We’ve been waiting for water for almost three years now, so what’s a few more weeks, right? I find myself on edge, however, as the people continue to ask us if it’s really going to work. They are doubtful that there is water under the ground. After plans changed three or four times, they doubted the workers would even come. During a few days of frustrating work, one village man told us that we weren’t able to get water because we weren’t part of the local religion. Another individual suggested that we should make a sacrifice to the local spirit of the mountain. “Just leave a little money or some gift up there,” he said, “and then you will have permission to get water.” We assured him that our confidence lies in the one true God and that he is the one who will allow us to find water.
I’ll be honest. My faith is often weak and sometimes it’s downright pansy-ish. Instead of feeling confident and assured when I say that God will bring the water, I feel scared.
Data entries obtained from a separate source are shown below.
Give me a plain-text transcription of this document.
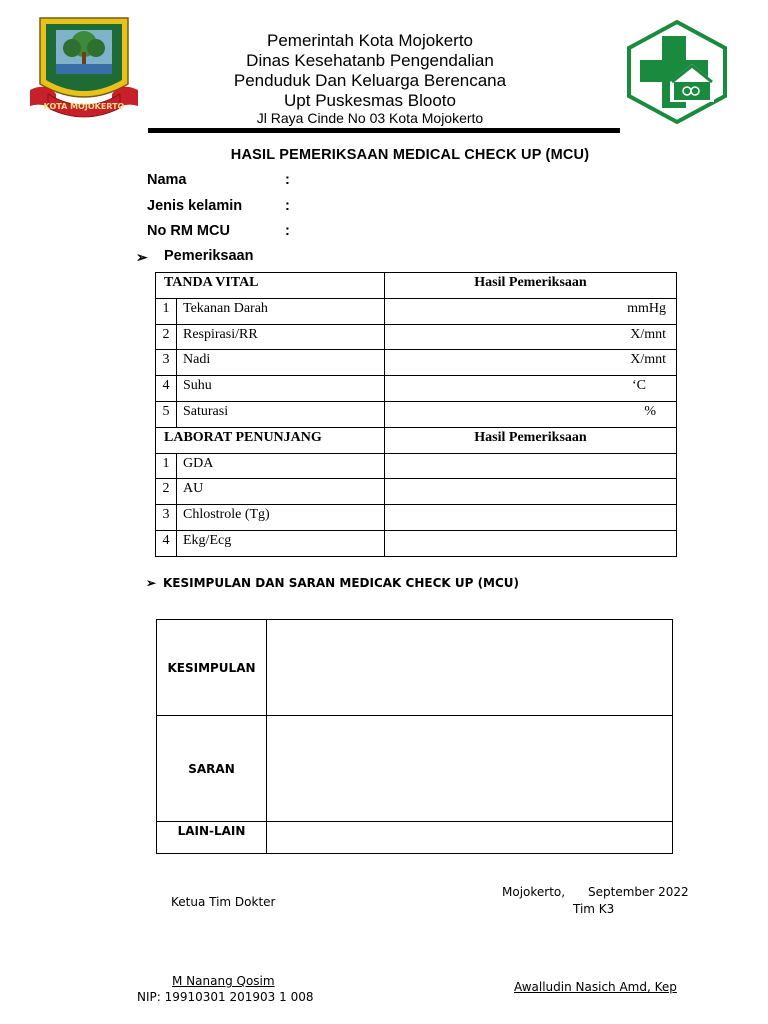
KOTA MOJOKERTO
Pemerintah Kota Mojokerto
Dinas Kesehatanb Pengendalian
Penduduk Dan Keluarga Berencana
Upt Puskesmas Blooto
Jl Raya Cinde No 03 Kota Mojokerto
HASIL PEMERIKSAAN MEDICAL CHECK UP (MCU)
Nama	:
Jenis kelamin	:
No RM MCU	:
➢ Pemeriksaan
TANDA VITAL		Hasil Pemeriksaan
1	Tekanan Darah	mmHg
2	Respirasi/RR	X/mnt
3	Nadi	X/mnt
4	Suhu	‘C
5	Saturasi	%
LABORAT PENUNJANG		Hasil Pemeriksaan
1	GDA	
2	AU	
3	Chlostrole (Tg)	
4	Ekg/Ecg	
➢ KESIMPULAN DAN SARAN MEDICAK CHECK UP (MCU)
KESIMPULAN	
SARAN	
LAIN-LAIN	
Ketua Tim Dokter
Mojokerto, September 2022
Tim K3
M Nanang Qosim
NIP: 19910301 201903 1 008
Awalludin Nasich Amd, Kep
I sometimes get confused and feel as though it is my job to defend God’s reputation. What if I say he can do it and he chooses not to? What will the people think then? What if I explain that God made everything in the world—even the stuff under the ground—and we battle endlessly with rock until the machine gives out or we’re forced to give up? Surely, I’d be better off hedging a little in case God has other plans…right?
Not Against Rock
I keep thinking of the story of Elijah and the prophets of Baal, waiting for rain to fall. The prophets called and then shouted, danced and then cut themselves to pieces, but there was no answer. Elijah prayed and then received. Elijah had been given the assurance ahead of time that the Lord would send rain. We have not been promised water from this hole, be we DO have the assurance of knowing and serving the same God who was victorious then. The same God who sent down flames to devour the wet offering…wood, stones, and all…and then poured out water on a dry and desperate land. We know that our battle here is not against rock; it is a battle between the one, true God and the spirits, patrons, and saints the Nahuatl worship. And we do not have to worry about defending God’s honor. He concerns himself with His good name.